BACKGROUND: This study aimed to identify factors influencing postoperative weight loss ≥15 % in long-term survivors after esophageal cancer surgery.

METHODS: A population-based study was conducted in Sweden between 2001 and 2005, with regular follow-up for 5 years. Current weight, weight at operation, and average weight were assessed and dichotomized as weight loss of ≥15 %. Logistic regression estimated relative risks of weight loss between pre- and 5 years postoperatively, expressed as odds ratios (ORs) with 95 % confidence intervals (CIs). Statistically significant differences in nutritional symptoms between weight loss groups were analyzed using linear regression models to likewise test as risk factors. Body mass index (BMI) at operation (< or ≥25), sex, and preoperative weight loss (< or ≥10 %) were tested as risk factors. Nutritional symptoms were selected from the European Organisation for Research and Treatment of Cancer (EORTC) QLQ-C30 and QLQ-OES18, including fatigue, nausea and vomiting, dyspnoea, appetite loss, diarrhea, and dysphagia, eating difficulties, reflux and pain.

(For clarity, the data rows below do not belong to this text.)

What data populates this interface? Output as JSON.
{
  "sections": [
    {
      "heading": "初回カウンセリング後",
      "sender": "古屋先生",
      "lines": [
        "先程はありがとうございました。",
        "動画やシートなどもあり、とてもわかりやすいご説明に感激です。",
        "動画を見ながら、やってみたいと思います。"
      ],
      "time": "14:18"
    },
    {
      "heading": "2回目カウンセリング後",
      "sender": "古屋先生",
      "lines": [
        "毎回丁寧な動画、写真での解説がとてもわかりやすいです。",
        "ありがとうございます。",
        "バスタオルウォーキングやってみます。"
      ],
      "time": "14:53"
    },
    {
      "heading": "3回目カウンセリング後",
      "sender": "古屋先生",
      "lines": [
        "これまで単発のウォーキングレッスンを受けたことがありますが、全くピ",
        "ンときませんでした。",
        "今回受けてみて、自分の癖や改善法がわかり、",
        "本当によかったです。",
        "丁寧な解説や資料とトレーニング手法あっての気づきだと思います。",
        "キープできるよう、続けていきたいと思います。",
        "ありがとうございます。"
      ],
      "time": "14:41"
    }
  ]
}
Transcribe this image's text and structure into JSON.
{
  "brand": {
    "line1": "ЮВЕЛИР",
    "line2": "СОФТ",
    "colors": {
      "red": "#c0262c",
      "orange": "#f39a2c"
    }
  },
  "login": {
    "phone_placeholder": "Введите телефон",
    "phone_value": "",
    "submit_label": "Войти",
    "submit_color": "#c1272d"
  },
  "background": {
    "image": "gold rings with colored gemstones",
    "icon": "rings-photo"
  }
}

RESULTS: A total of 117 patients were included. Patients with preoperative BMI ≥25 were at a threefold increased risk (OR 3.2; 95 % CI 1.4-7.3) for postoperative weight loss of ≥15 % 5 years after operation. Moreover, eating difficulties, pain, fatigue, nausea and vomiting, and appetite loss were clinically relevant and statistically significantly worse symptoms experienced among those with a weight loss of ≥15 % (all at p < 0.05).

CONCLUSIONS: Overweight at the time of operation is associated with postoperative weight loss from a long-term perspective. Several nutritional symptoms are associated with weight loss of >15 % 5 years postoperatively.